Рань, и улицы пустынны.
Заложив руки за спину, Лера задумчиво шагает по спящим улицам.
Пахнет смолистым свежим деревом, стружкой. Это строятся новые улицы.
Белокурые завитки стружки валяются на дороге. Прямо на бревнах лежат неприбранные топоры и пилы.
А дома необитаемы – добрая половина домов. Окна еще не застеклены, крылечки недоделаны. И отовсюду тянет лесом и смолой.
Между домами – лес. И за домами – лес. А улицы, точно стрелы, – схватились бежать прямиком и бегут по плану, на радость председателю колхоза Монгульби Василию Адамовичу.
На краю колхоза еще стоят несколько чумов. Они кажутся темными в прозрачной, чистейшей, пронизанной светом синеве.
Чумы спят. Спят дома. Не орут петухи. Тут как будто и нет петухов. Да нет же – есть петух! Один-единственный, у Монгульби Капитолины – председателевой жены.
Повелитель кур важно шагает возле дома. Выпятил грудь колесом – гордеет. Бьет ногой землю. Желтой, крепкой, голенастой ногой. А на ноге – шпора, а на голове – корона, алый гребень. Гребешок драный, небось порвали собаки… Но куры – ничего. Довольны. Ходят и клохчут. Все в порядке. Петух – при них, они – при петухе. Вот он сейчас им найдет червяка, и ногой дрыгнет, и шпорой звякнет, и короной тряхнет. Я – петух!
Перед Лерой большой спящий колхоз: клуб, школа, легкое деревянное здание электростанции, мост, речка Ий.
Речка Ий тихо бежит по одну сторону моста, желтая, как слабо заваренный чай, и вдруг – бух! – рушится вниз пеной, бурным потоком, белым сплошным водопадом. А там, внизу, – камни.
Вода мечется меж камней, клубится, шумит: «А я вода, вода, вода…»
Вокруг каждого камня, большого и малого, стоят водовороты – сто кружений, миллион брызг.

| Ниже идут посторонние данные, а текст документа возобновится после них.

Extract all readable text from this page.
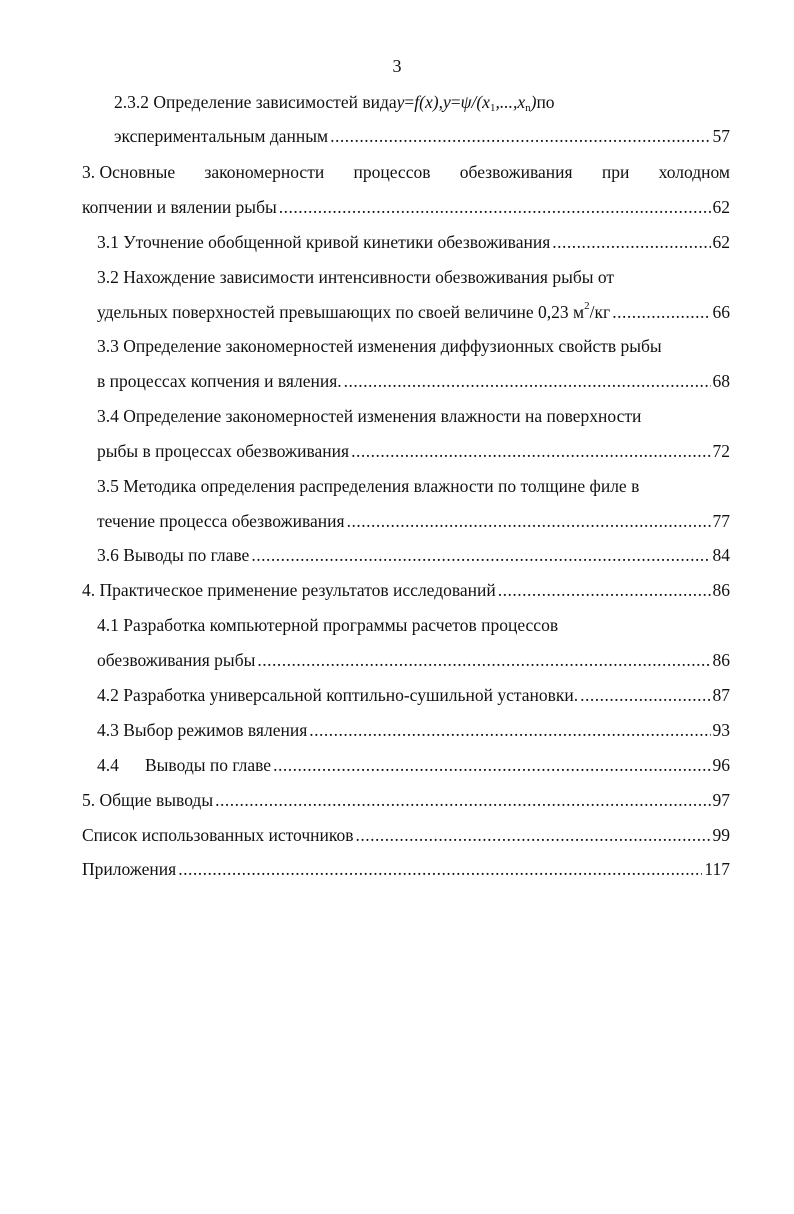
3
2.3.2 Определение зависимостей вида y = f(x) , $y = \psi/(x_1$ $,...,x_n$ ) по
экспериментальным данным .....	57
3. Основные закономерности процессов обезвоживания при холодном
копчении и вялении рыбы .....	62
3.1 Уточнение обобщенной кривой кинетики обезвоживания .....	62
3.2 Нахождение зависимости интенсивности обезвоживания рыбы от
удельных поверхностей превышающих по своей величине 0,23 $м^2/кг$ .....	66
3.3 Определение закономерностей изменения диффузионных свойств рыбы
в процессах копчения и вяления. .....	68
3.4 Определение закономерностей изменения влажности на поверхности
рыбы в процессах обезвоживания .....	72
3.5 Методика определения распределения влажности по толщине филе в
течение процесса обезвоживания .....	77
3.6 Выводы по главе .....	84
4. Практическое применение результатов исследований .....	86
4.1 Разработка компьютерной программы расчетов процессов
обезвоживания рыбы .....	86
4.2 Разработка универсальной коптильно-сушильной установки. .....	87
4.3 Выбор режимов вяления .....	93
4.4 Выводы по главе .....	96
5. Общие выводы .....	97
Список использованных источников .....	99
Приложения .....	117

По эту сторону речки Ий лежат огороды: гряды первого картофеля, посаженного тоджинскими тувинцами. Огороды старательно окружены частоколом, чтобы не изрыла пятаком свинья, чтобы не поклевала курица, чтобы не вытоптала лошадь первые драгоценные картофельные ростки.
На этом берегу – огороды, а на том берегу – Саяны. Ох и большие! И нет им конца, и нет им края. Они поднимаются друг над другом – невозмутимые, старые-старые, поросшие почти до самого верха лесами, а дальше – голые, синие, будто врастающие каменными вершинами в небо, одна гора за другой, одна над другой.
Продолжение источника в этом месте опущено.